With no home to call their own and armed
forces medical staff scattered amongst NHS hospitals throughout
the country, morale has collapsed. The result has been resignations
by the hundred. Today, there are huge staff shortages with the
effect that large numbers of unwilling reservists have been called
up for service in Afghanistan and Iraq. Press reports say Reserve
doctors are earning up to £250,000 a year in compensation
for loss in civilian earnings to make up the lack of service personnel.
At present Haslar is still under MoD
management. It works closely with Queen Alexandra Hospital in
Portsmouth and Southampton University Hospitalstaking many
thousands of civilian patients annually for non-urgent surgery.
Queen Alexandra Hospital will have one
less operating theatre and one less ward when its rebuild, currently
in hand, is complete. With ambulances frequently queuing with
sick patients waiting for access to A & E, it could not cope
without Haslar.
80,000 and possibly 120,000 new homes
are planned for South Hampshire in the next 20 years. That's a
population increase equivalent to double that of present day Portsmouth.
No hospital provision has been made for this population growth.
One day the magnificent zymotic (isolation)
hospital in Haslar's gardens might be needed to cater for biological
attack and the predicted flu pandemic. No other hospital has isolation
facilities of anywhere near this capacity.
The threatened closure of St. Richard's
Hospital in West Sussex will, if this takes place, put further
strain on Queen Alexandra Hospital. (Some 84,000 cases per year.)
The Haslar estate as a whole is a designated
National Park and Garden. Many buildings are listed. The gardens
are believed to contain at least 20,000 armed forces dead arising
from the hospital's 256 years of age. Not a good prospect for
a future developer looking for profits. The buildings and their
setting to the rear of the hospital are ideally suited for care
of the elderlywhere facilities in Hampshire as a whole
are under severe strain.
To summarise the situation:
Defence Medical Services personnel need
a proper home.
Our armed forces deserve a secure military
hospital.
Our injured servicemen deserve proper
medical care and facilities for recuperation in pleasant, familiar
and safe surroundings.
Queen Alexandra Hospital in Portsmouth
could not cope without the present support of Haslar and that's
before any of the new growth planned for the region takes place.
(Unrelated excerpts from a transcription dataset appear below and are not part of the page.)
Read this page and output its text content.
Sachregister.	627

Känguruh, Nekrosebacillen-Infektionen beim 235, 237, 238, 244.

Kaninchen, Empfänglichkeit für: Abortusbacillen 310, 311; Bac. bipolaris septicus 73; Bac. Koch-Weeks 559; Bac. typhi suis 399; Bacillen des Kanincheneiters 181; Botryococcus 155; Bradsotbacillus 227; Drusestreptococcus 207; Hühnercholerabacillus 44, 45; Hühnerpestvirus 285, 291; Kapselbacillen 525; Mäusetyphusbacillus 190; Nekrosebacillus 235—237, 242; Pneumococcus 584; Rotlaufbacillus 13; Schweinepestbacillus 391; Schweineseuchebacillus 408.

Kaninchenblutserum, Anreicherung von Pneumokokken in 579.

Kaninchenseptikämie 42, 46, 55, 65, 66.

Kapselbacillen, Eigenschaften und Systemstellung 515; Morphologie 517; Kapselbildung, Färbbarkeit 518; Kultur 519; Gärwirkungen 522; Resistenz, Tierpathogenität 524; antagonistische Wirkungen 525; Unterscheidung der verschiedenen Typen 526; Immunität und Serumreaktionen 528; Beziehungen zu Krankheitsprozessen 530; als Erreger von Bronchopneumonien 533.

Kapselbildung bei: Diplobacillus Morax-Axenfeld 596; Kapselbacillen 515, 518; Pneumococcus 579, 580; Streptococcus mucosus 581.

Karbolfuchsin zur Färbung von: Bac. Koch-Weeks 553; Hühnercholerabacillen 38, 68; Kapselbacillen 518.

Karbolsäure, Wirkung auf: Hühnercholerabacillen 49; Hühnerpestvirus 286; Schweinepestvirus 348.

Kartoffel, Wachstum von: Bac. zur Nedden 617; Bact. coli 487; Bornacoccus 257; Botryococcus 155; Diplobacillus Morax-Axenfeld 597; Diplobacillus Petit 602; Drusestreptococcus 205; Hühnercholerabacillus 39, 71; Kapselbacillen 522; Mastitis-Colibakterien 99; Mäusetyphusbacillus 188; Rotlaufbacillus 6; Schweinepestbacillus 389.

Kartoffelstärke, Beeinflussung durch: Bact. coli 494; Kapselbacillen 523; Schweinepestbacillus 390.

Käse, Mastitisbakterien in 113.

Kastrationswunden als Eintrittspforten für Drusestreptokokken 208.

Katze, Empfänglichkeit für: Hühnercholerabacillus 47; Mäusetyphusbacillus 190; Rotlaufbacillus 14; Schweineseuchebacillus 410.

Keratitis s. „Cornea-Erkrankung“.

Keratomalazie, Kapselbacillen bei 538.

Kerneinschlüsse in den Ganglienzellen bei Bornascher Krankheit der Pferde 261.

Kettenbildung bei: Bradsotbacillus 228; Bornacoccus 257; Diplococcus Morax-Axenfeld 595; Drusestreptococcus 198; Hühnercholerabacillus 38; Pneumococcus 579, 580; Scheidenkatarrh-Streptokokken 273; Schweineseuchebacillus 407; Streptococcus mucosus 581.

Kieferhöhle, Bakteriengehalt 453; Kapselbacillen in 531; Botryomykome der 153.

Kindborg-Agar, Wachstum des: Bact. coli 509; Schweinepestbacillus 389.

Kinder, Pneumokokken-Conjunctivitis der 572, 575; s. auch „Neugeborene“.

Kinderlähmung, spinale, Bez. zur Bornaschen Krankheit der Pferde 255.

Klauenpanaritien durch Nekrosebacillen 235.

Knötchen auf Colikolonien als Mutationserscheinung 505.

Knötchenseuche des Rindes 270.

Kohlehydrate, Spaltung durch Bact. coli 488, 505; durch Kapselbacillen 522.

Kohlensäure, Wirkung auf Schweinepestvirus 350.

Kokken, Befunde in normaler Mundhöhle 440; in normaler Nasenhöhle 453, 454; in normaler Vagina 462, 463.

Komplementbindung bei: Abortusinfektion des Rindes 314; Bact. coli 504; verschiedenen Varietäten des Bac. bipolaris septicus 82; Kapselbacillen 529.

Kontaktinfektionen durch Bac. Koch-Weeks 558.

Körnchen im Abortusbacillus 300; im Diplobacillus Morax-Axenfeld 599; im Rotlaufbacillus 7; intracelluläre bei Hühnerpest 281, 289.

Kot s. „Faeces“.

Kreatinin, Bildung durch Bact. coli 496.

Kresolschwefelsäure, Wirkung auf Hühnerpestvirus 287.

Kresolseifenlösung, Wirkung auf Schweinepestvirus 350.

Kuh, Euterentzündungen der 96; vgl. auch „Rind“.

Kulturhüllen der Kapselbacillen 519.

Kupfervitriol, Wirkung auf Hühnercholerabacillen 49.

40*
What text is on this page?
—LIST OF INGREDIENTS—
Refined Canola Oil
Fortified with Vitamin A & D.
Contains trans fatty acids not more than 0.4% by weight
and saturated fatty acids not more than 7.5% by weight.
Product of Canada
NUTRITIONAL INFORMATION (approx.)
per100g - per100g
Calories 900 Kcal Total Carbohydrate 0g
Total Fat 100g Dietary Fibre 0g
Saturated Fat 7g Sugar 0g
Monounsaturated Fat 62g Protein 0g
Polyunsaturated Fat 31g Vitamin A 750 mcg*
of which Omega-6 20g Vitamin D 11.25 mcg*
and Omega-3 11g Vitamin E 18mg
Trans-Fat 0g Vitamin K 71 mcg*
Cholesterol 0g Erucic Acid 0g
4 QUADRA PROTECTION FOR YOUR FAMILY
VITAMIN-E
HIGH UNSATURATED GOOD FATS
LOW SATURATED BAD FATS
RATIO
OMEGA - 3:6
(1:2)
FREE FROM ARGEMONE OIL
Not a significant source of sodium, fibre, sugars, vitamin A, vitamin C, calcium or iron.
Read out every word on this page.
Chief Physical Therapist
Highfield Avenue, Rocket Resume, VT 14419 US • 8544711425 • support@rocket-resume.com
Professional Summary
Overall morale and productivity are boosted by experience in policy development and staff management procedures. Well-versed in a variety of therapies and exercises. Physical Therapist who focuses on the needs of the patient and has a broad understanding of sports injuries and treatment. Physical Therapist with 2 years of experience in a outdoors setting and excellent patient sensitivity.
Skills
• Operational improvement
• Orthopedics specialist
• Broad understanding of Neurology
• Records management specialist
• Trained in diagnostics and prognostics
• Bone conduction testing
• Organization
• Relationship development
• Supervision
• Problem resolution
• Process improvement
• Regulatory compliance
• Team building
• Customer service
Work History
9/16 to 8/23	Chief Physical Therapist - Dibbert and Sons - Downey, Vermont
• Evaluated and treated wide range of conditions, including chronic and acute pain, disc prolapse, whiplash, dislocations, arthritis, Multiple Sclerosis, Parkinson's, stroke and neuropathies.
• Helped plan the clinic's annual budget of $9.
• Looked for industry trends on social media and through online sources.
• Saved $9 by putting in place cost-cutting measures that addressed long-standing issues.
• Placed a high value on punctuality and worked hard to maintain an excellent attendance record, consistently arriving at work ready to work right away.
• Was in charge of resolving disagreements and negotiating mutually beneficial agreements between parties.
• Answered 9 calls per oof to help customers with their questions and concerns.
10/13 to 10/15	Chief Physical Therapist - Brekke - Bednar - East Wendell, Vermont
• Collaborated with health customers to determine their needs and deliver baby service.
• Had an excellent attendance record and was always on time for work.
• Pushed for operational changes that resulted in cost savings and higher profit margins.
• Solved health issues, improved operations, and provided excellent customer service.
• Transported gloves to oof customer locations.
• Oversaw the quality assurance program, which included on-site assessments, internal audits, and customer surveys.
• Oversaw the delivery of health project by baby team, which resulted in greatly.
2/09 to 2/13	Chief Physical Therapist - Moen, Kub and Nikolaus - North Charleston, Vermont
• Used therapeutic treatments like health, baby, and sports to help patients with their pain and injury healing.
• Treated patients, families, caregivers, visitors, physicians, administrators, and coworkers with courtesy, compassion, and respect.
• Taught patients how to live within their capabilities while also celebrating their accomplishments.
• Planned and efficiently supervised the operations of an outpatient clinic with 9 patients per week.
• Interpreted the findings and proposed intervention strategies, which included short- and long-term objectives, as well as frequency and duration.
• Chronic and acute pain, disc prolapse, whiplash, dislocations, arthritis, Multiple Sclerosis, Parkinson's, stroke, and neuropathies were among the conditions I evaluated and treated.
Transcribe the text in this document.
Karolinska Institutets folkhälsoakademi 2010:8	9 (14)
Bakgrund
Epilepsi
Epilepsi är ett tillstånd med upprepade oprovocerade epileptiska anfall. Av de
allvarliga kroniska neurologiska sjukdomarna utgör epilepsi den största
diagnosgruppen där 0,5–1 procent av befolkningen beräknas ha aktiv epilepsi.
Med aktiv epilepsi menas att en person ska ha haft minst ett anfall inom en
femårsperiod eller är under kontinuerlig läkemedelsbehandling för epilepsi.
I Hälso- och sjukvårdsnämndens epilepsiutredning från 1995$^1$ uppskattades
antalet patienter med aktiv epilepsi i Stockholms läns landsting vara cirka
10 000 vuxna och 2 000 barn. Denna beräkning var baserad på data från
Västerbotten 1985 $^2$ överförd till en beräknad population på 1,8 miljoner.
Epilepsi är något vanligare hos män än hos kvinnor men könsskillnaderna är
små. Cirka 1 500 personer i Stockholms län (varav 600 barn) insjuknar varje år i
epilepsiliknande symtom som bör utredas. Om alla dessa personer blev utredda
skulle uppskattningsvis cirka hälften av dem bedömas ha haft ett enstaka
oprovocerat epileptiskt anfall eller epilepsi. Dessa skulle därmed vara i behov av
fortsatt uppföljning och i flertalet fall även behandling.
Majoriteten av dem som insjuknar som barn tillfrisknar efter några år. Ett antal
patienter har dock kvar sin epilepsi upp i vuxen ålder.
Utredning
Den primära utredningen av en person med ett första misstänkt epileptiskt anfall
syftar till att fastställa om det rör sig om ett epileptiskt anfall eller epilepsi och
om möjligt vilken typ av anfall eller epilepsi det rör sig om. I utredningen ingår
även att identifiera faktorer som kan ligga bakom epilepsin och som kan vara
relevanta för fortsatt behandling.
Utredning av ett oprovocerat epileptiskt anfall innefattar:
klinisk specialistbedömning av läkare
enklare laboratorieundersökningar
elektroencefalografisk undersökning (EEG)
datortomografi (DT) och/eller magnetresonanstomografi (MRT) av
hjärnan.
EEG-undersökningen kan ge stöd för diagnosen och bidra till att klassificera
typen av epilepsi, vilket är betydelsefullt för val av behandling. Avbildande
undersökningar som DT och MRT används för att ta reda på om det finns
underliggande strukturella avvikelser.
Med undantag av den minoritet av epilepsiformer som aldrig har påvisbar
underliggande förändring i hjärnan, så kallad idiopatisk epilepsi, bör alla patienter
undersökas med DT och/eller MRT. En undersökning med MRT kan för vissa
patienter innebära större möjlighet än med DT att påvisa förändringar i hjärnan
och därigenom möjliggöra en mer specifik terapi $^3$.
Southampton General Hospital, a teaching
hospital, can provide the advanced training needed for more senior
service medical staff.
Royal Hospital Haslar is in all respects
ready to become the tn-service military hospital and centre of
medical excellence our servicemen deserve.
All married quarters, service accommodation,
staff training and recreational facilities needed are available
close by.
The £200 million that is to be wasted
in Birmingham to duplicate facilities already present at Haslar
can be saved.
Similarly, the NHS minor injuries unit
can stay at its present location in Haslar Hospital, thereby saving
many hundreds of thousands of pounds under the present plan to
displace the doctors' surgeries at the War Memorial Cottage Hospital
in Gosport and rebuild a new minor injuries unit there.
Every civilised western nation has at
least one military hospital. If Haslar is closed, the United Kingdom
will become the exception.
A very high proportion of the nation's
armed forces and their families are based in the South East of
England. They deserve our support. Health facilities are a vital
infrastructure component and thus a proper matter for the Assembly
to consider.
Save Haslar?Yes! It's simple common
sense. How could anyone think otherwise?
There is still time for the HPCT, PHT,
NHS, DMS, Health and MoD Ministers to get together to give the
matter the attention it so clearly deserves. May I respectfully
request that the members of SEERA give their full support to this
resolution to signal their concern about the loss of Royal Hospital
Haslar and the deficit in heath provision this will cause both
for the armed forces and South Hampshire's residents.